Everytime I hear the comparison I crack up! I'm convinced most people are looking for things to be afraid of... :surfweb:
 
I think the OP question is a valid one. There are over 600 swine flu cases in NY and about 130 New Yorkers have been hospitalized with it. Not to mention 5 deaths. I would be nervous if it was my child. The swine flu is very contagious and although it can be mild, it can also be serious. Good luck with your decision OP.
 
H1N1 was found in my son's school two weeks before school let out. I sent him to school. If he had other health issues, I probably wouldn't have. If half the kids in school got sick, I probably wouldn't have.

As it was we got daily updates from the principal and it never seemed to become a big problem. I have heard through the grapevine that the doctors around here are no longer even testing to confirm H1N1. They are just diagnosing the flu.

I think the media blew this one out of proportion. Which is not to say that come fall we won't have a bigger flu problem.
 
If you send your kid to school during regular flu season there is no reason not to send them now. H1N1 is mild and much less of a problem than "normal" seasonal flu and far less deadly.

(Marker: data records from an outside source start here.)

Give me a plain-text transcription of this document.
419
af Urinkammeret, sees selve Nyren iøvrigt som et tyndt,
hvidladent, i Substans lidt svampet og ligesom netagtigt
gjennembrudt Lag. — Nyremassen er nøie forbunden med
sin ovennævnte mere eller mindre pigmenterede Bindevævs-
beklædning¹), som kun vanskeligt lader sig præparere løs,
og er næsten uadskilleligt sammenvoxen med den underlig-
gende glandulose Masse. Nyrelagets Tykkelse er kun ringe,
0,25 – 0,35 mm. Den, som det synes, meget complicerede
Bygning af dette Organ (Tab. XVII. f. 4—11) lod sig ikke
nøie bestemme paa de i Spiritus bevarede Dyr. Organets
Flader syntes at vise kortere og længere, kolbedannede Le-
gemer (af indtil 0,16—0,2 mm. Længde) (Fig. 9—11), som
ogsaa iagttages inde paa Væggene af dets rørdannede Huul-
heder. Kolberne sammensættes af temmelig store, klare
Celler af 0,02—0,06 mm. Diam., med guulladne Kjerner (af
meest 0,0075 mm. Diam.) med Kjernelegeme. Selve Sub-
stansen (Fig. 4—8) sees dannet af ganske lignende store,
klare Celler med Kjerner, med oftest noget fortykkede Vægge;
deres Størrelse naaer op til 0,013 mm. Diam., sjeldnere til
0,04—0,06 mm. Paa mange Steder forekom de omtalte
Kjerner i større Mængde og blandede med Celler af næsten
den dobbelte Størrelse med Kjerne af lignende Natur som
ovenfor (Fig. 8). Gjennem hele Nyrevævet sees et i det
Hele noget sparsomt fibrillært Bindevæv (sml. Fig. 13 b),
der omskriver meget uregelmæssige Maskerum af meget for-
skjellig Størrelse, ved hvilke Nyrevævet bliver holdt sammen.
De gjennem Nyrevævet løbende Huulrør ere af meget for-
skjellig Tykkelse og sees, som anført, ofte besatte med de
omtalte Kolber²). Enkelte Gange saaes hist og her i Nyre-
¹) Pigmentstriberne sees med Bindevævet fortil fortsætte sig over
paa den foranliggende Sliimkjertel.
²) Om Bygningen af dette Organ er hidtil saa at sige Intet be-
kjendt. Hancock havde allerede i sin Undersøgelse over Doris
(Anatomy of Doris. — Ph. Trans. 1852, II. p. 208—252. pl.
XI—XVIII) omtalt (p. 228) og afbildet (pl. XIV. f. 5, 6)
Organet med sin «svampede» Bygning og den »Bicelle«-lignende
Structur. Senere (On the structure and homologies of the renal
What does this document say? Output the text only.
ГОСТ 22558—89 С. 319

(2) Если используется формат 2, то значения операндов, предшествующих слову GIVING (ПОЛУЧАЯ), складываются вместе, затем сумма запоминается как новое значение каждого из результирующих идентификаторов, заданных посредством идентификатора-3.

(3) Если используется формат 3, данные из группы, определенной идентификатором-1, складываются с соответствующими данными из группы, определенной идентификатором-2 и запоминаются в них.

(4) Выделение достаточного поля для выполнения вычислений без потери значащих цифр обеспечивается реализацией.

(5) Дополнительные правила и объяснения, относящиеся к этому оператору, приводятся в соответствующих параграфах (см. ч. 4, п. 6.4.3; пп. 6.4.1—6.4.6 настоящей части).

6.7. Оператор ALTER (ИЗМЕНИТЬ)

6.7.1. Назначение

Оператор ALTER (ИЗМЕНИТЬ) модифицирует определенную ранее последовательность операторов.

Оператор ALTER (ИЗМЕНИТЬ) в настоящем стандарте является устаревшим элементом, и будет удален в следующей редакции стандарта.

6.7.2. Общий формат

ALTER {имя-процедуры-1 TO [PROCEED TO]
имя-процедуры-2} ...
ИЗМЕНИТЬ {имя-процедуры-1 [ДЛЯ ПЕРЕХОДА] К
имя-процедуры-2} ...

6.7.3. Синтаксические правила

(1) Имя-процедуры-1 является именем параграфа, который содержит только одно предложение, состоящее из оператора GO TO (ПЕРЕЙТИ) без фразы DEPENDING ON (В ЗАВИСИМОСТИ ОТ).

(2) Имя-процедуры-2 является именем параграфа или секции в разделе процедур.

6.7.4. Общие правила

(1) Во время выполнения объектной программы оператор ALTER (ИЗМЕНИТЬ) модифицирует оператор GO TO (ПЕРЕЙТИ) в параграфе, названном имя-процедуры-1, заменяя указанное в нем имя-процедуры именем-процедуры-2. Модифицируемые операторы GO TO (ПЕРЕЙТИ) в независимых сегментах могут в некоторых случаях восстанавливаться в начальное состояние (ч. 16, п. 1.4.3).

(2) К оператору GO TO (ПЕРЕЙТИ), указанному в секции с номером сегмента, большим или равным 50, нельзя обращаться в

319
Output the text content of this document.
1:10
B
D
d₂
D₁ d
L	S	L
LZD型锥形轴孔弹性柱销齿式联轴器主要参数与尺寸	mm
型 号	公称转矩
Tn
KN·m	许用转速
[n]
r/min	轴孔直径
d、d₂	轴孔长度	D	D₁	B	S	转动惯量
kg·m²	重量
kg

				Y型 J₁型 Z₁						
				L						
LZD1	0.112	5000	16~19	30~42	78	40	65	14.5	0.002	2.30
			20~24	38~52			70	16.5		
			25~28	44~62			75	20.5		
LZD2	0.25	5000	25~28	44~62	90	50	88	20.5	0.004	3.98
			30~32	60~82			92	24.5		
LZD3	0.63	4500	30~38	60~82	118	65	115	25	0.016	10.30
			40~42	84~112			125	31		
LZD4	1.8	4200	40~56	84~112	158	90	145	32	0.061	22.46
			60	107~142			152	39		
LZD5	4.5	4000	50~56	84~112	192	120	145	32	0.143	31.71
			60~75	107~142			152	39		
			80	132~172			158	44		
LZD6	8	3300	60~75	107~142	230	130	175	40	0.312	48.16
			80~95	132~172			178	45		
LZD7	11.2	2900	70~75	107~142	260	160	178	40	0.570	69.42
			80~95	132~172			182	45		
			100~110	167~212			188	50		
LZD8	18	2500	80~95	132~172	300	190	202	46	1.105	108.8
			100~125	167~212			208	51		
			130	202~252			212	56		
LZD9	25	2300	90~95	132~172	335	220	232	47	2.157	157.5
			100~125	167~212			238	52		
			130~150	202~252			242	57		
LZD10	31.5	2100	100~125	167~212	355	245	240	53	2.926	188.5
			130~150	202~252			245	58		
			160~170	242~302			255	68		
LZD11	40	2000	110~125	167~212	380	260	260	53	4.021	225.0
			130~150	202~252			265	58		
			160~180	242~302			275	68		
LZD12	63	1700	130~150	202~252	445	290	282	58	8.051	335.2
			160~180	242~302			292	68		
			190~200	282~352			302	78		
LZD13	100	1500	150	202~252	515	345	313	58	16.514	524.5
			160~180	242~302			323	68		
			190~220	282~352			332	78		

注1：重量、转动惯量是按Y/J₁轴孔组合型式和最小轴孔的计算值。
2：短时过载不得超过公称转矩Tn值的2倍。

It's like being ok with a yard full of rattlesnakes but freaking out over a lizard.
 
It is the flu, not the black plague. My DD would be in school. The current swine flu virus is probably one of the more minor diseases she is exposed to every day.

Correct me if I am wrong, but MEDICAL SCIENCE has come a long way since 1918. Don't think we even had penicillin back then. I understand your concerns for your child with asthma, I really do. But as the pp said, this ain't the plague.

Right, this is a flu, not the plague. Although percentage wiswe the plague in the 1300's killed a larger proportion of the population, influenza in 1918 killed more people than any other outbreak of disease in human history. In raw numbers, influenza of 1918 killed more than plague, and more than AIDS today.

As it stands now, it is mild for healthy people. Influenza ALWAYS mutates. That's why new vaccines are developed each year. Because this is such a highly contagious flu, if it mutates to something deadly or if god-forbid, it combines with another flu such as bird flu, we're in huge trouble.

Medical science has come a long way-that is true. If they make a vaccine now, for THIS virus, there is no way of knowing if it will be effective for a mutated virus if that happens in the fall. A virus traveled MUCH slower in 1918, nowadays a virus can get all over the world in no time flat with air travel.